Brian Lee Crowley, President of the Halifax, Nova Scotia-based Atlantic Institute for Market Studies and author of the new book ‘Fearful Symmetry: The Fall and Rise of Canada’s Founding Values’, challenges the popular notion Canada has always been a country characterized by the socially progressive political values of the welfare state. Released this week, Crowley’s new book argues Canada originally began as a nation of ‘makers’ instead of a nation of ‘takers’ and that the time has come for the country to return to its founding values of self-reliance and rugged liberty. Crowley writes:

“The view that predominates today on both sides of the border is of Canadians as kinder and gentler than their American neighbours, more willing to use the power of the state in pursuit of public goods, more welfare-minded, more socially left wing. It is also a view that could establish itself only by defeating and then consigning to a trunk in the never visited attic of our collective memory the older view that had defined Canada for almost the first century of its existence and for many decades prior to 1867.”

Crowley goes on to explain the historic political and social spirit of Canada before 1960:

“In most ways that matter, by 1960 we had comparable achievements and believed those achievements to be rooted in our shared heritage of limited government, individual freedom, personal responsibility and the rule of law. Canada was not a European welfare state, we were not Sweden or France or Germany; indeed those were the ideas that were foreign to our history and traditional practices.
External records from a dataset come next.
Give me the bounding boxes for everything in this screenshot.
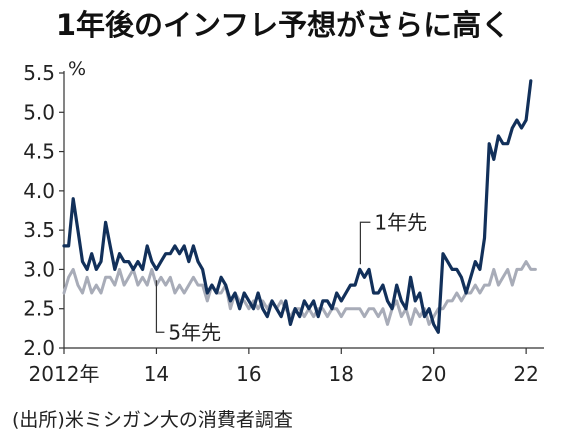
x-tick-label: 18	[329, 362, 354, 386]
leader-one-year	[359, 221, 371, 265]
source-note: (出所)米ミシガン大の消費者調査	[12, 409, 293, 431]
y-tick-label: 5.0	[23, 100, 55, 124]
x-tick-label: 20	[421, 362, 446, 386]
series-line-one-year	[62, 79, 533, 334]
series-line-five-year	[62, 260, 537, 326]
chart-title: 1年後のインフレ予想がさらに高く	[55, 8, 511, 42]
y-tick-label: 4.5	[23, 140, 55, 164]
series-label-five-year: 5年先	[168, 320, 221, 344]
y-tick-label: 2.5	[23, 297, 55, 321]
x-tick-label: 14	[144, 362, 169, 386]
series-label-one-year: 1年先	[374, 210, 427, 234]
y-tick-label: 3.5	[23, 218, 55, 242]
y-tick-label: 2.0	[23, 336, 55, 360]
x-tick-label: 22	[513, 362, 538, 386]
x-tick-label: 2012年	[29, 362, 100, 386]
y-tick-label: 4.0	[23, 179, 55, 203]
y-tick-label: 3.0	[23, 257, 55, 281]
x-tick-label: 16	[236, 362, 261, 386]
y-tick-label: 5.5	[23, 61, 55, 85]
leader-five-year	[155, 280, 165, 333]
y-unit-label: %	[68, 58, 86, 80]
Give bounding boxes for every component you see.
We were resolutely North American, men and women, French-speakers and English-speakers, Westerners, Central Canadians and Easterners together. Indeed, we often thought that what distinguished us from Americans was their less fervent attachment to those values that set us both apart from other peoples who had not yet understood the secrets of development, both personal and economic. We didn’t think we were Americans. We thought we were the superior brand of North American.”